Million-to-one lottery game

The odds of winning the jackpot in Mega Millions are almost 176 million to one. The odds of winning the jackpot in Lotto 6/49 are close to 14 million to one.

Everyone knows that a million-to-one chance pays off nine times out of ten. So specifying a reasonable field and a reasonable number of choices (i.e., you can’t have a million numbers in the field and you can choose only one number to win the jackpot), what would a lottery game in which the odds of winning the jackpot are exactly one million to one look like?
EDIT: Changed title from ‘One in a million’ to ‘Million-to-one’, in an effort to prevent confusion and pedantry.


Seven balls, each numbered 1-10. Must get an exact match on all seven balls. Odds are exactly one million to one.

I didn’t know that. I thought that a “million-to-one chance” pays off one time out of a million.

I suspect the OP is referring to fiction; any time a character in a book or movie refers to something as a “million to one” shot, it’s a lead-pipe cinch that it’ll happen.

[Removed link, which wanted to download.]

It’s a Discworld reference. Google “Million-to-one chance” pratchett, and it comes up as the first link for me.

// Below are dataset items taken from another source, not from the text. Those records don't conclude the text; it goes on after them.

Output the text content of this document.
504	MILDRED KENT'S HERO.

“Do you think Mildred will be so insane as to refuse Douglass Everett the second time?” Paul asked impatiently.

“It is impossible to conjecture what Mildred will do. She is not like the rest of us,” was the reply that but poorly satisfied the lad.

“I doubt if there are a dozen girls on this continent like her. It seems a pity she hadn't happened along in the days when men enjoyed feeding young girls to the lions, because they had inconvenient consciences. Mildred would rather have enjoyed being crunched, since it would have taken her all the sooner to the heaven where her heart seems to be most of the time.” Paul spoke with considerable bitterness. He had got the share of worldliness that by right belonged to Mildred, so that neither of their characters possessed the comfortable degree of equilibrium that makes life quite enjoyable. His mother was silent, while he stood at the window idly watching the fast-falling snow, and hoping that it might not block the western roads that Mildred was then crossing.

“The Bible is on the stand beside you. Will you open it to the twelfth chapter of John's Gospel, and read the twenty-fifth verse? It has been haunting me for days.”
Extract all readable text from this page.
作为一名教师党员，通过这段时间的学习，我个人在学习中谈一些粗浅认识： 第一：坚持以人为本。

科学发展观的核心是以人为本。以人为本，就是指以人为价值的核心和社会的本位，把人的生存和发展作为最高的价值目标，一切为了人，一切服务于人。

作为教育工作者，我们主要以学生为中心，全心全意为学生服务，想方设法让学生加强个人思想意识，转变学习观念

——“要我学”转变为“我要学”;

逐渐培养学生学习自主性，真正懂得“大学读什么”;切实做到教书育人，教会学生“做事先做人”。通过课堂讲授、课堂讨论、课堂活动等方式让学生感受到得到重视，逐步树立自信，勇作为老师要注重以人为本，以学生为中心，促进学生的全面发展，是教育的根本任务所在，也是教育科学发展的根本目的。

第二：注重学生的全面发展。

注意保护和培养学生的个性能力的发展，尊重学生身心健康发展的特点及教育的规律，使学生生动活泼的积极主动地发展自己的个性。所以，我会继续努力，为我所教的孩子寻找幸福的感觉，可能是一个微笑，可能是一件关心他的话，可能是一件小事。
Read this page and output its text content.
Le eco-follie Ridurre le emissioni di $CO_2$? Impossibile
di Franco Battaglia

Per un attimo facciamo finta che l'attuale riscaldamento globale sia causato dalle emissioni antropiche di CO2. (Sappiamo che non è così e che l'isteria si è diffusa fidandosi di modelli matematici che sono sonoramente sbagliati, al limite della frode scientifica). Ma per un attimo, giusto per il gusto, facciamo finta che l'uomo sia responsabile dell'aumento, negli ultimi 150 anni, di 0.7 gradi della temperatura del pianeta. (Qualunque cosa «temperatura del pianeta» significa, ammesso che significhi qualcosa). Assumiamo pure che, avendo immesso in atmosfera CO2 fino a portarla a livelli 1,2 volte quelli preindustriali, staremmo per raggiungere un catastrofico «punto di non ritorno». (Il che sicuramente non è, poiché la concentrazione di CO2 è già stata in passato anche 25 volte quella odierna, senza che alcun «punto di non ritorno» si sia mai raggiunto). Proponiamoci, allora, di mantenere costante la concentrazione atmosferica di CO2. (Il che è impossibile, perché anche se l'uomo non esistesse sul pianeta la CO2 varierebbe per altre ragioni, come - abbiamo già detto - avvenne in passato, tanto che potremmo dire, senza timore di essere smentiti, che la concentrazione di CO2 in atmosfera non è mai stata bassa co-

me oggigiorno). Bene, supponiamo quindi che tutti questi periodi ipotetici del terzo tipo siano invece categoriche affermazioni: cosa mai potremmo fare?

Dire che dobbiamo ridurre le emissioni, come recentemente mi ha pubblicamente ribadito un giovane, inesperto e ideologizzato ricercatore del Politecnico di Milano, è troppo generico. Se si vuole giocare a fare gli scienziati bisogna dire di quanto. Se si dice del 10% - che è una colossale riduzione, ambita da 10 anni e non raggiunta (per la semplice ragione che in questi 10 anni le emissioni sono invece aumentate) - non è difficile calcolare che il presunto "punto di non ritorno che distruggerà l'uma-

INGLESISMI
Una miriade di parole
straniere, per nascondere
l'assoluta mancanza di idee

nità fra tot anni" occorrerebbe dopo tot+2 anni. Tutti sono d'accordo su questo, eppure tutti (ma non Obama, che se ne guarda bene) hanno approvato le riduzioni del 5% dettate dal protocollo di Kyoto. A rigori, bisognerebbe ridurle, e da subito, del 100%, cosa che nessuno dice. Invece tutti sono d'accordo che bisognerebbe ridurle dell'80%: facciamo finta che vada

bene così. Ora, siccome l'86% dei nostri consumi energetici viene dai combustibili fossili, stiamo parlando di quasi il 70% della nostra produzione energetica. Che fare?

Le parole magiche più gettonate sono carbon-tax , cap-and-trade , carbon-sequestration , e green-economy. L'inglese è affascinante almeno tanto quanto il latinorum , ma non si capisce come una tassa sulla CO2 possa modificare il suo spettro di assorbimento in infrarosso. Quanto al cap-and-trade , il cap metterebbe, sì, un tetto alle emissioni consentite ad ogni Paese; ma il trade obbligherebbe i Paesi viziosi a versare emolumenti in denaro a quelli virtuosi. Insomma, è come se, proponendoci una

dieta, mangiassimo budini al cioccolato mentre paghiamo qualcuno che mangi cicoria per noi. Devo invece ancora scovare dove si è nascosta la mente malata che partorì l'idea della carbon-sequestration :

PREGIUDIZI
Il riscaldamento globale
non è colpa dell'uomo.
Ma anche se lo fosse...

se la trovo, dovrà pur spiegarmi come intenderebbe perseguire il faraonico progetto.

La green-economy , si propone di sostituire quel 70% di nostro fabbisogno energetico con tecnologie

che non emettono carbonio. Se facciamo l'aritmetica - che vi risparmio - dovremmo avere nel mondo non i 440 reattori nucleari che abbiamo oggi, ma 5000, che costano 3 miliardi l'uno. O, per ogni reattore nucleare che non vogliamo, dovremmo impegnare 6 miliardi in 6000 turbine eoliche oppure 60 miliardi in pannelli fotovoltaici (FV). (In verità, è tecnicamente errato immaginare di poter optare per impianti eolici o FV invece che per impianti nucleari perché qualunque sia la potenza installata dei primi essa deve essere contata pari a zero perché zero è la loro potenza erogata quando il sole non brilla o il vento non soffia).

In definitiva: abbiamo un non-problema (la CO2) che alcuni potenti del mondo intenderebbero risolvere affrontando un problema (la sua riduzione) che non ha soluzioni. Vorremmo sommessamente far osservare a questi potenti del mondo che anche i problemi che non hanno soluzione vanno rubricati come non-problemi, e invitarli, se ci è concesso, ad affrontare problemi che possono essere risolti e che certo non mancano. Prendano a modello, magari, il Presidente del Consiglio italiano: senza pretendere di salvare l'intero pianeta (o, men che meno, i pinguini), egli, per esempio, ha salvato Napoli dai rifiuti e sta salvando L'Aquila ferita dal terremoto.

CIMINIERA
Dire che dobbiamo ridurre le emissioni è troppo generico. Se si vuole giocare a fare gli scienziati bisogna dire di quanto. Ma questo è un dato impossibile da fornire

That works with six balls, not with seven balls, if I’m understanding correctly.

One way to have a million-to-one lottery is to sell a million tickets, numbered from 1 to 1,000,000, then draw one number from the range 1 to 1,000,000. Having lotteries where the customers choose the numbers just confuses things, because it means that there is a chance that there is no winner, and there’s also a chance that two or more people are winners.

I think you mean six balls. Seven balls would give you 10[sup]7[/sup] = 10,000,000 possible results. Alternately, you could draw three balls from a set labelled 1 to 100. Or two balls from a set labelled 1 to 1000, but that’s starting to get a little silly.

Note also that in any of these cases, the balls must be replaced after selection (i.e., draw the first number, throw it back in the hopper, mix, draw the next number), and that order matters (1-2-3-4-5-6 is a different result from 2-1-3-4-5-6.)

Or have separate sets for each draw.

Ah, I see. (Obligatory TV Tropes reference)

:smack: Exactly.

Or, each digit is pulled from a separate pool of 10 balls. The Illinois Lottery does this with its “Pick 3” and “Pick 4” games, in which you’re picking a 3- or 4-digit number, and the numbers are generated with a separate ball machine for each digit.

But, yes, in any case, order would matter.

Or a million balls numbered from 1 to 1,000,000.:smiley:


So, it sounds to me like you want the solution to:

n choose k = 1 000 000

where k != 1.

Oops! missed that.

I think so. Unfortunately I don’t have the formula handy. (I just use the function on my calculator to enter the number of numbers in the field and the number of choices to be made from those numbers. e.g., [56] [enter] 5 [shfit-left + CnR].)

By ‘reasonable’ field in the OP, I mean something like a field of 30 or 40 numbers. Likewise the number of choices would be, say, four to six to be reasonable. (I don’t have my calculator at-hand, so those numbers are just made up to illustrate ‘reasonable’.)

The odds of winning the jackpot would be a million-to-one. The minimum prize would be $5, and would require three correct choices. Other prizes would be based on the number of choices matched, as is the case with other games. The minimum prize would always be $5. If there is no winner, the jackpot and other prizes would increase until there is a winner. The initial jackpot would be $500,000 to give the state the edge. Multiple winners would share the jackpot, as is currently the case.

If you’re constraining the question such that it’s limited to the standard lottery type games and rules (a group of balls, a fixed number of them chosen without replacement, order doesn’t matter), I don’t think you’ll find anything that meets your requirements. The best and closest to one in a million using your constraints is 44 choose 5: 1 in 1,086,008. 72 choose 4 gets us to 1 in 1,028,790 – closer, but well outside your definition of “reasonable field.” 25 choose 8 gets us to 1 in 1,081,575.


From the reference I found earlier:

:stuck_out_tongue: :frowning:

Unfortunately, you thought wrong. Odds of a million to one pay off one time in 1,000,001. In general, the chance of winning for odds of 1:n is 1/(n+1).

Of course, you’re right, though one in 1,000,000 is closer to the right probability than the “nine times out of ten” in the OP.